President Abdullah Gul said it was not unusual for warplanes flying at high speed to cross maritime borders, stressing that such actions were not “ill-intentioned.”
Both countries were searching for the two missing crew of the Turkish F-4 Phantom jet shot down over the eastern Mediterranean on June 22.
“An unidentified aerial target violated Syrian airspace, coming from the west at a very low altitude and at high speed over territorial waters,” a Syrian military spokesman told the official SANA news agency early Saturday.
Anti-aircraft batteries opened fire, hitting the plane as it was about a kilometer from the coast and it crashed about 10 kilometers (six miles) off Latakia province, he added.
It had been established that the plane was a Turkish fighter jet and the two countries’ navies were now cooperating in an operation to find the two pilots, SANA reported.
Turkey on June 23 summoned a new meeting of key ministers, as well as top military and intelligence officials to discuss efforts to locate the crew and future steps, a foreign ministry diplomat said.
The two-hour meeting followed a midnight security summit chaired by Prime Minister Recep Tayyip Erdogan, who said afterwards Ankara “will announce its final position and take necessary steps with determination after the incident is entirely clarified.”
Relations between the two neighbors were already strained by Erdogan’s outspoken condemnation of Syria’s bloody crackdown on protests against the government of President Bashar Assad.
But Deputy Prime Minister Bulent Arinc downplayed the tensions and instead called for restraint.
“We should be calm. ... Yes, we accept this is a critical matter but we don’t have clear information,” he told Anatolia news agency, adding that the results of the ongoing investigation would be publicized “as soon as possible.”
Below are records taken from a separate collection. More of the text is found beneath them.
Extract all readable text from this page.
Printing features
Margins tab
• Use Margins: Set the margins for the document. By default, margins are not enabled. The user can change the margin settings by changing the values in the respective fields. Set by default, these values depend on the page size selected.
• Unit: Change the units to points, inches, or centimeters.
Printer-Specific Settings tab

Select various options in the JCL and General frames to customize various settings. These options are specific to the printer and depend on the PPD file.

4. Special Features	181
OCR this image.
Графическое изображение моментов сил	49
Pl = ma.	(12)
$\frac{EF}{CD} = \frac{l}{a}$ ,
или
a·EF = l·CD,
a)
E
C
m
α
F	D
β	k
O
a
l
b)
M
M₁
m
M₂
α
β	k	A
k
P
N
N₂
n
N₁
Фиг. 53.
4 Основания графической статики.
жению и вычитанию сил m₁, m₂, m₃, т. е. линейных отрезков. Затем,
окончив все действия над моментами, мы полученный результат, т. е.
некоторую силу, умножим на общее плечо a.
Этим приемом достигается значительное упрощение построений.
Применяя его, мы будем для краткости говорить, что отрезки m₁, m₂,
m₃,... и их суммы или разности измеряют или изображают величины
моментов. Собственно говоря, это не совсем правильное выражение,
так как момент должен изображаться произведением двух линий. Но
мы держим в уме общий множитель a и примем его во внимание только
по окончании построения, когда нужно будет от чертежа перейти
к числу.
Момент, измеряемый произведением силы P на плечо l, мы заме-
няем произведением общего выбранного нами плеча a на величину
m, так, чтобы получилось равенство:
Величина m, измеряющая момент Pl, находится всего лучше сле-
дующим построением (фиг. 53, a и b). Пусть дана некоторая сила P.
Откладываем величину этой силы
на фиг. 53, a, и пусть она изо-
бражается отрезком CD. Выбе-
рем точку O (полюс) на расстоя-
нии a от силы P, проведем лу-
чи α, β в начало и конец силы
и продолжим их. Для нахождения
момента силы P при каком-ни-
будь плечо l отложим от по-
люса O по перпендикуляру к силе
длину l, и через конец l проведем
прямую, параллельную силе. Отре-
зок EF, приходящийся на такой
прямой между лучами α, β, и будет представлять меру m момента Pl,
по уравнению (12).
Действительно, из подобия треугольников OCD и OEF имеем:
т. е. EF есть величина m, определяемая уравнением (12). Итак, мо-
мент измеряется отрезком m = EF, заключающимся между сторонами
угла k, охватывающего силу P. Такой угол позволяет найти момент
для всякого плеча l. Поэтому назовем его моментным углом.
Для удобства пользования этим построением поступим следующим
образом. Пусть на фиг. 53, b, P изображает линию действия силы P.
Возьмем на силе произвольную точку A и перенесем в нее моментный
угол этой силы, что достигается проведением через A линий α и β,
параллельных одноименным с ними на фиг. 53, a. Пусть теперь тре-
Arinc further noted that the downed jet was on a reconnaissance mission, implying that it did not carry weaponry.
The Phantom vanished off radar screens about 11 a.m. local time June 22 after it took off from an airbase in Malatya in Turkey’s southeast.
President Gul said contacts were established with Syria although Ankara had withdrawn diplomats from its Damascus embassy and expelled Syrian diplomats after the violence escalated in its neighbor.
“We withdrew our envoy from Syria for security reasons. This does not mean that we have no contacts [with Damascus],” he said.
The incident is the most serious between the two countries since the violence began in Syria in March 2011.
Turkey has now taken in more than 30,000 refugees from the unrest, according to foreign ministry figures, and is also playing host to army defectors, including 12 generals.
But Ankara on June 22 denied a New York Times report that cited U.S. officials and Arab intelligence sources saying that Turkey was among a number of countries shipping weapons to Syrian rebels across the border.
“The question that needs to be asked here is if Syria shot down the plane out of animosity against Turkey,” commented Serkan Demirtas, Ankara bureau chief of the English-language Hurriyet Daily News. “The answer will determine Ankara’s approach toward Damascus.”
“If it is interpreted as an assault on Turkey, the debate over whether to invoke Article 5 of the NATO treaty could resurface,” Huseyin Bagci, international relations professor at Ankara’s Middle East Technical University, told the private NTV television channel.
The article referred to stipulates that an attack on one member of the North Atlantic Treaty Organization is considered an attack on all members of the alliance.
Turkey had already considered invoking the NATO article after stray bullets fired on the Syrian side of the border killed two Syrians on Turkish soil in April.
“Assad is playing with fire,” headlined mass-circulation daily Hurriyet, while Vatan newspaper said: “They [Syria] will pay the price.”